Yes. They have little in common, beyond both resulting in a mismatch between vestibular data input to the brain and what’s actually going on, resulting in symptoms that impair performance.
In SAS, our best theory is that the shift from 1G to microgravity environment essentially results in a dropoff from baseline vestibular input that the brain seeks to rectify by dialing up the gain.

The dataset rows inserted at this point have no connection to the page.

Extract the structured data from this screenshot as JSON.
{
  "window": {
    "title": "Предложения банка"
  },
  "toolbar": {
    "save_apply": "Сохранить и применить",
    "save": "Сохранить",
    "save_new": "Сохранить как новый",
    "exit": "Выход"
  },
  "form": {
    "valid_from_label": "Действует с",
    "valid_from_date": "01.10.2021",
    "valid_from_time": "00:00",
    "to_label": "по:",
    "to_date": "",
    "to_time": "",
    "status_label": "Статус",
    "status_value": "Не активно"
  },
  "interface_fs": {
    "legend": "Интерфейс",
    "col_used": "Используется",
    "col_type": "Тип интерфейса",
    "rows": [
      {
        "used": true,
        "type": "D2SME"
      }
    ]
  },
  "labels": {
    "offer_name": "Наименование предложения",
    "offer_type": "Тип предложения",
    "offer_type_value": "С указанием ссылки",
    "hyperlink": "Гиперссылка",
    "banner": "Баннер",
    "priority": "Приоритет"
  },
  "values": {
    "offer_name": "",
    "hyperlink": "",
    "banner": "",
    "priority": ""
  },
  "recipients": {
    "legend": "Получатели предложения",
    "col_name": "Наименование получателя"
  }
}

Think about it this way: On earth, every time you tilt your head up, down, etc you are leveraging it around a 1G vector that your otolith organ senses as linear acceleration, and so provides position information about your orientation in space to your brain. Similarly your canals will detect angular accelerations, but let’s stick to the linear accel for now.
I put you in microgravity, and now you get a fundamental mismatch in sensory inputs when you tilt your head - your eyeballs and proprioceptive feedback from your neck muscles tell your brain you’ve reoriented your head, but without any shift in otolith organ input it expects (because you now lack the constant 1G vector to leverage around). This results in an uneasy sensation, with nausea arising in most periodically.
It can be accentuated by stacking a visual input that also seems at odds with the remaining data - crew new to station will report symptoms upon entering a module where other crew members are oriented horizontally or inverted from their POV.
The initial response of the brain to not getting the input it expects is as I said, to essentially dial up the gain to amplify any signal that’s there. After this doesn’t pay off, after about 5 days the brain decides to ignore the null signal and just run off of visual and proprioceptive input. Which is great for working in space......
....But is horrible for coming home. Because after 6 months of getting no vestibular input and having cranked the gain up, when we bring crewmembers home they now have to go through a (usually much worse) mirror adaptation period to re-learn to incorporate those sensory inputs. This is a significant operational concern for crew performance should any emergency procedures be needed post-landing, and with a return to water landings on the horizon we expect it’ll be even more provocative than the levels of deconditioning we’ve gotten used to with Soyuz land recoveries.